2. an oral treatment such as oral glutathione, or oral polypodium leucotomos, or oral transxenamic acid (if no contraindication), and;

3. pigment laser such as picolaser and also perhaps a vascular laser if there is an underlying redness to your spots.  Depending on the types and the extend of your sun spots, there may be a need to have several sessions of laser treatments before you can see a signicant improvement.

All these treatment modalities in terms of costs, potential side effects, number of sessions and the expectations will be discussed with you after a close up assessment in the clinic.  However, you may not need to choose all these treatment options after discussion with your dermatologist.  Hope you find this information helpful. 

Best wishes,

Dr. Liew Hui Min

Consultant Dermatologist

Dr Stephanie Ho
4.7

"Skin specialist with over 20 years of experience"

Thank you for the question. I think what is most useful would be to first visit a trusted dermatologist or doctor to accurately diagnose the cause of your age spots, and appropriate treatments can then be advised.

It is possible that you may have been wrongly diagnosed and therefore not given the right treatment so far. As you mentioned that these spots are also seen in your Mom and have not improved with lasers and sunscreen, a few possibilities come to mind. Hori’s naevi, melasma or even seborrheic keratoses can all be reasons for the non-response. 

Hori’s naevi ( often genetic) present as blue grey pigmentation located in the deep layers of the skin. Multiple sessions with a narrow pulse width laser such a Q-switched or picosecond lasers would be effective at lightening such pigmentation. 

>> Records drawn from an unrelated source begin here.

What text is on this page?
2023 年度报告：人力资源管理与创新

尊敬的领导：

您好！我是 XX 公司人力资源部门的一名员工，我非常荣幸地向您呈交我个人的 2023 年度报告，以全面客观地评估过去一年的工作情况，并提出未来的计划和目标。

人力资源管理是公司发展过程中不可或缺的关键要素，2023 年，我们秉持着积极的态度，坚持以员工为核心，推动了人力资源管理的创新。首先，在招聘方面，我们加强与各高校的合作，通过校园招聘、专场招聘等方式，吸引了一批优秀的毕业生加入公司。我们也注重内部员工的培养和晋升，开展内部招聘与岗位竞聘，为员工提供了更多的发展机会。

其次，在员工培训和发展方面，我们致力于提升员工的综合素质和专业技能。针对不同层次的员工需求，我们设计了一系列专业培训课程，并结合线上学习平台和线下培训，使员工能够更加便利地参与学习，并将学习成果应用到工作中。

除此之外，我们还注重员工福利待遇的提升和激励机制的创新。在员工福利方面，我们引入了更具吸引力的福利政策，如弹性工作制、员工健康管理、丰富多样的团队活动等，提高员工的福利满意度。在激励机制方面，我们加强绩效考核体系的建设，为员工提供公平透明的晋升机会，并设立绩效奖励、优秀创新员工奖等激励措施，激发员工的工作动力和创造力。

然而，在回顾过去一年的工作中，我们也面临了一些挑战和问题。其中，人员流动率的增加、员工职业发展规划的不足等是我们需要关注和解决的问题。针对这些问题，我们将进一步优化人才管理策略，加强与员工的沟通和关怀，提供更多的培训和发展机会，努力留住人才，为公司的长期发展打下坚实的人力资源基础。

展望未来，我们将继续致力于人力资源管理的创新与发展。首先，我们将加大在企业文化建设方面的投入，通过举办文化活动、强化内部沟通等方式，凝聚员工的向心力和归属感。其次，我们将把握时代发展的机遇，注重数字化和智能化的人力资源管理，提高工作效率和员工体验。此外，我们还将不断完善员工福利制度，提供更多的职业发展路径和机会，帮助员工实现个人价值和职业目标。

Melasma which again can have a genetic component will actually darken with aggressive lasers and best treated with lightening creams and oral medicines. 

Lastly seborrheic keratoses which are actually also known as age spots are easily treated with light cautery or burning. 

As you can see, different treatments work for different conditions. Sometimes these conditions may even appear in combination on the same individual. So an accurate diagnosis it most important. Hope this helps!